Multi-Purpose Canine (MPC) Maiko was born June 5th 2011 in Holland. He came to America at 15 months old and was selected and purchased by the Regimental Dog Program (RDP) from Shallow Creek Kennel in October of 2012. Maiko completed the Regimental Basic/Advanced Handler’s Course in January of 2013 with SFC Jonathan Dickson where he was foundationally trained on patrol, apprehension functions, explosive detection, and tracking. Upon completion of the Handler’s course, Maiko was assigned to 2nd Ranger Battalion.

Maiko performed successfully during his first training cycle and was deployed to Kandahar, Afghanistan with SFC Dickson. During Maiko’s career with 2/75, he deployed a total of six times to Afghanistan, conducting over 50 Ranger-led direct-action raids. Maiko has consistently proven himself exceptional in a number of K-9 employment ranging from IED detection, building clearance, apprehension of combatants, and EKIA clearance. Maiko has additionally taken part in over eight Mission Readiness Exercises (MRX’s), 50 full-mission profiles, eight validation exercises, and ten TDY training exercises.

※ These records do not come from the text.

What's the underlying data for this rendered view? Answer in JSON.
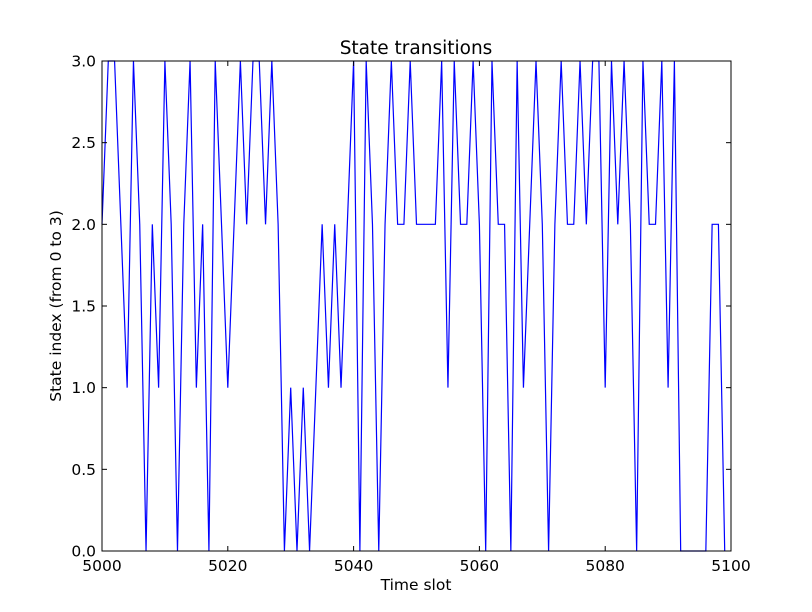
{
  "chart_data": {
    "type": "line",
    "title": "State transitions",
    "xlabel": "Time slot",
    "ylabel": "State index (from 0 to 3)",
    "xlim": [
      5000,
      5100
    ],
    "ylim": [
      0,
      3
    ],
    "xticks": [
      5000,
      5020,
      5040,
      5060,
      5080,
      5100
    ],
    "xtick_labels": [
      "5000",
      "5020",
      "5040",
      "5060",
      "5080",
      "5100"
    ],
    "yticks": [
      0,
      0.5,
      1,
      1.5,
      2,
      2.5,
      3
    ],
    "ytick_labels": [
      "0.0",
      "0.5",
      "1.0",
      "1.5",
      "2.0",
      "2.5",
      "3.0"
    ],
    "grid": false,
    "line_color": "#0000ff",
    "series": [
      {
        "x": [
          5000,
          5001,
          5002,
          5003,
          5004,
          5005,
          5006,
          5007,
          5008,
          5009,
          5010,
          5011,
          5012,
          5013,
          5014,
          5015,
          5016,
          5017,
          5018,
          5019,
          5020,
          5021,
          5022,
          5023,
          5024,
          5025,
          5026,
          5027,
          5028,
          5029,
          5030,
          5031,
          5032,
          5033,
          5034,
          5035,
          5036,
          5037,
          5038,
          5039,
          5040,
          5041,
          5042,
          5043,
          5044,
          5045,
          5046,
          5047,
          5048,
          5049,
          5050,
          5051,
          5052,
          5053,
          5054,
          5055,
          5056,
          5057,
          5058,
          5059,
          5060,
          5061,
          5062,
          5063,
          5064,
          5065,
          5066,
          5067,
          5068,
          5069,
          5070,
          5071,
          5072,
          5073,
          5074,
          5075,
          5076,
          5077,
          5078,
          5079,
          5080,
          5081,
          5082,
          5083,
          5084,
          5085,
          5086,
          5087,
          5088,
          5089,
          5090,
          5091,
          5092,
          5093,
          5094,
          5095,
          5096,
          5097,
          5098,
          5099
        ],
        "y": [
          2,
          3,
          3,
          2,
          1,
          3,
          2,
          0,
          2,
          1,
          3,
          2,
          0,
          2,
          3,
          1,
          2,
          0,
          3,
          2,
          1,
          2,
          3,
          2,
          3,
          3,
          2,
          3,
          2,
          0,
          1,
          0,
          1,
          0,
          1,
          2,
          1,
          2,
          1,
          2,
          3,
          0,
          3,
          2,
          0,
          2,
          3,
          2,
          2,
          3,
          2,
          2,
          2,
          2,
          3,
          1,
          3,
          2,
          2,
          3,
          2,
          0,
          3,
          2,
          2,
          0,
          3,
          1,
          2,
          3,
          2,
          0,
          2,
          3,
          2,
          2,
          3,
          2,
          3,
          3,
          1,
          3,
          2,
          3,
          2,
          0,
          3,
          2,
          2,
          3,
          1,
          3,
          0,
          0,
          0,
          0,
          0,
          2,
          2,
          0
        ]
      }
    ]
  }
}
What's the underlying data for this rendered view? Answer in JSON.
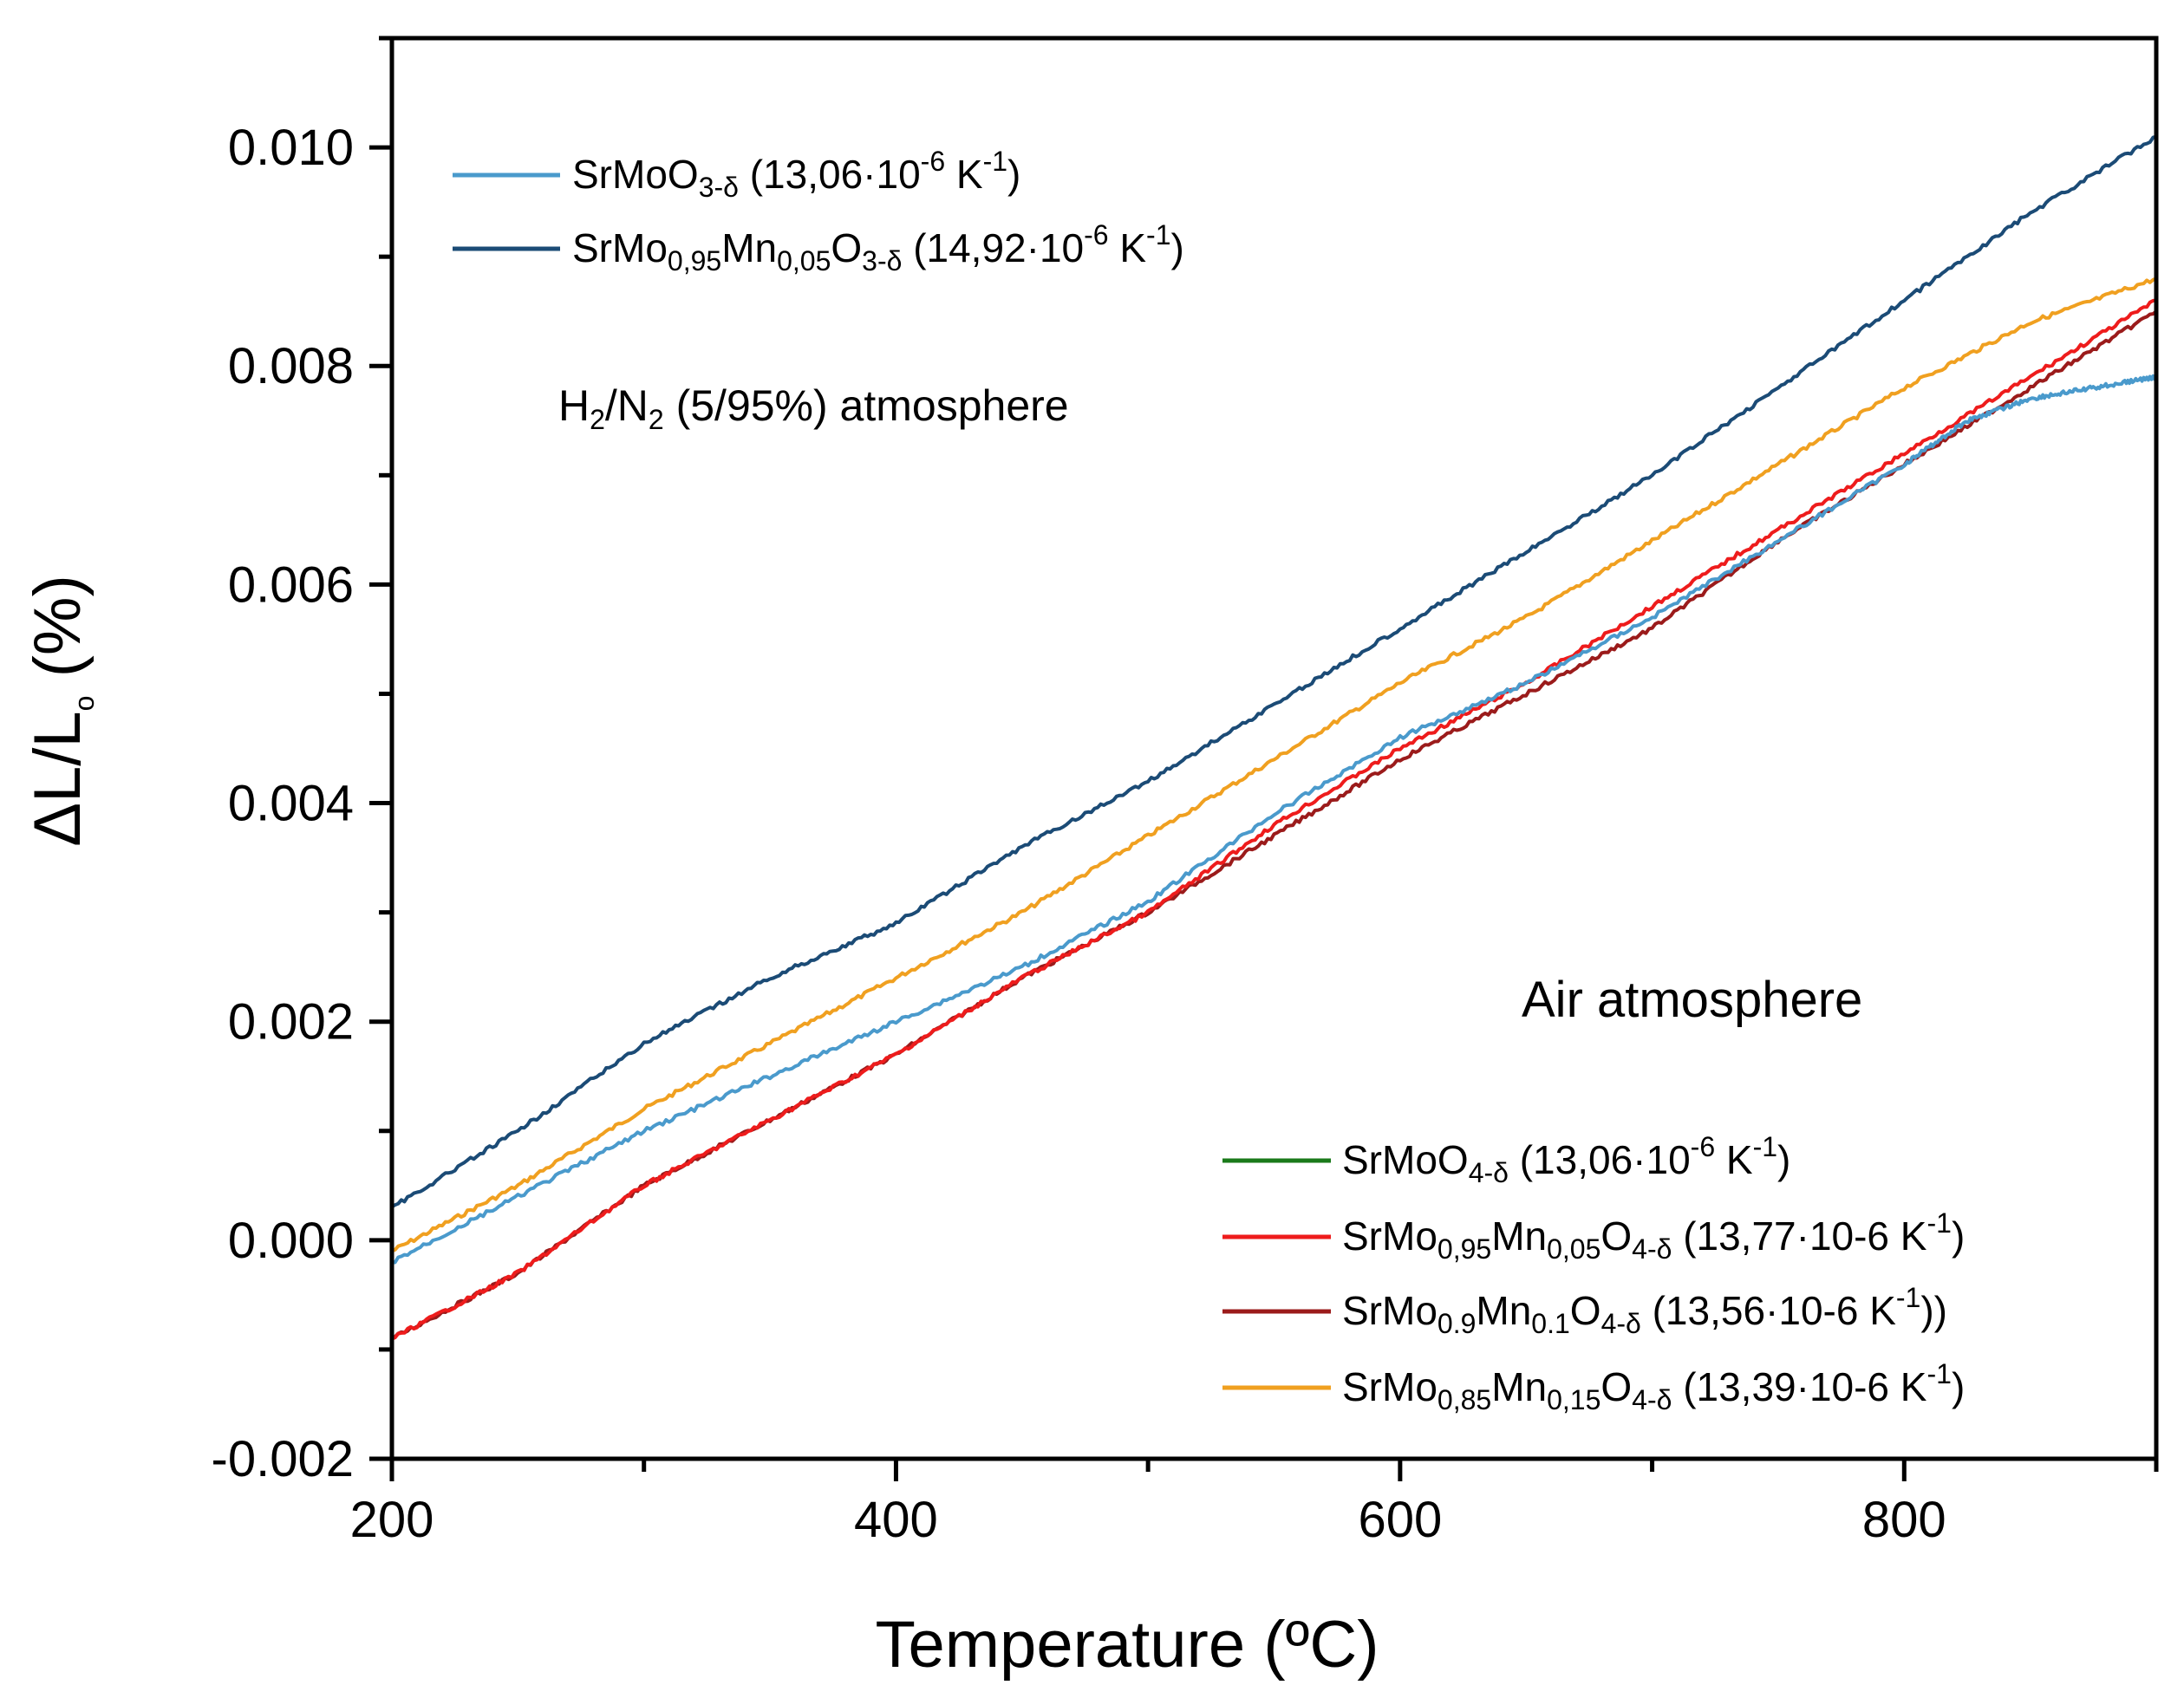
{
  "chart_data": {
    "type": "line",
    "title": "",
    "xlabel": "Temperature (ºC)",
    "ylabel": "ΔL/Lo (%)",
    "xlim": [
      200,
      900
    ],
    "ylim": [
      -0.002,
      0.011
    ],
    "x_ticks": [
      200,
      400,
      600,
      800
    ],
    "x_tick_labels": [
      "200",
      "400",
      "600",
      "800"
    ],
    "y_ticks": [
      -0.002,
      0,
      0.002,
      0.004,
      0.006,
      0.008,
      0.01
    ],
    "y_tick_labels": [
      "-0.002",
      "0.000",
      "0.002",
      "0.004",
      "0.006",
      "0.008",
      "0.010"
    ],
    "series": [
      {
        "name": "SrMoO3-δ (13,06·10-6 K-1)",
        "color": "#4A9ACC",
        "atmosphere": "H2/N2",
        "x": [
          200,
          250,
          300,
          350,
          400,
          450,
          500,
          550,
          600,
          650,
          700,
          750,
          800,
          825,
          850,
          875,
          900
        ],
        "y": [
          -0.0002,
          0.0004,
          0.001,
          0.0015,
          0.002,
          0.0025,
          0.0031,
          0.0039,
          0.0046,
          0.0051,
          0.0057,
          0.0064,
          0.0071,
          0.0075,
          0.0077,
          0.0078,
          0.0079
        ]
      },
      {
        "name": "SrMo0,95Mn0,05O3-δ (14,92·10-6 K-1)",
        "color": "#1B4B76",
        "atmosphere": "H2/N2",
        "x": [
          200,
          250,
          300,
          350,
          400,
          450,
          500,
          550,
          600,
          650,
          700,
          750,
          800,
          850,
          900
        ],
        "y": [
          0.0003,
          0.001,
          0.0018,
          0.0024,
          0.0029,
          0.0036,
          0.0042,
          0.0049,
          0.0056,
          0.0063,
          0.007,
          0.0078,
          0.0086,
          0.0094,
          0.0101
        ]
      },
      {
        "name": "SrMoO4-δ (13,06·10-6 K-1)",
        "color": "#1A7A1A",
        "atmosphere": "Air",
        "x": [],
        "y": []
      },
      {
        "name": "SrMo0,95Mn0,05O4-δ (13,77·10-6 K-1)",
        "color": "#EE1C1C",
        "atmosphere": "Air",
        "x": [
          200,
          250,
          300,
          350,
          400,
          450,
          500,
          550,
          600,
          650,
          700,
          750,
          800,
          850,
          900
        ],
        "y": [
          -0.0009,
          -0.0003,
          0.0005,
          0.0011,
          0.0017,
          0.0024,
          0.003,
          0.0038,
          0.0045,
          0.0051,
          0.0058,
          0.0065,
          0.0072,
          0.0079,
          0.0086
        ]
      },
      {
        "name": "SrMo0.9Mn0.1O4-δ (13,56·10-6 K-1))",
        "color": "#9B1B1B",
        "atmosphere": "Air",
        "x": [
          200,
          250,
          300,
          350,
          400,
          450,
          500,
          550,
          600,
          650,
          700,
          750,
          800,
          850,
          900
        ],
        "y": [
          -0.0009,
          -0.0003,
          0.0005,
          0.0011,
          0.0017,
          0.0024,
          0.003,
          0.0037,
          0.0044,
          0.005,
          0.0056,
          0.0064,
          0.0071,
          0.0078,
          0.0085
        ]
      },
      {
        "name": "SrMo0,85Mn0,15O4-δ (13,39·10-6 K-1)",
        "color": "#F0A020",
        "atmosphere": "Air",
        "x": [
          200,
          250,
          300,
          350,
          400,
          450,
          500,
          550,
          600,
          650,
          700,
          750,
          800,
          850,
          900
        ],
        "y": [
          -0.0001,
          0.0005,
          0.0012,
          0.0018,
          0.0024,
          0.003,
          0.0037,
          0.0044,
          0.0051,
          0.0057,
          0.0064,
          0.0071,
          0.0078,
          0.0084,
          0.0088
        ]
      }
    ],
    "annotations": [
      "H2/N2 (5/95%) atmosphere",
      "Air atmosphere"
    ],
    "legends": [
      {
        "placement": "top-left",
        "entries": [
          0,
          1
        ]
      },
      {
        "placement": "bottom-right",
        "entries": [
          2,
          3,
          4,
          5
        ]
      }
    ]
  }
}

At Maiko’s time of death, he was the most senior MPC assigned to 2/75 with the most training and combat experience. Over the course of his six deployments, he was handled by five different Rangers. Maiko was best known for his easy-going temperament, his rock solid consistency in training, deployments, and his forgiving nature, when his revolving door of new handlers made mistakes. He has had an everlasting impact on every man who worked with him. At times it would be painful bumps and bruises, from receiving his punishing bites during training. Most often it was a softened heart after getting to experience Maiko’s calm and joyful disposition.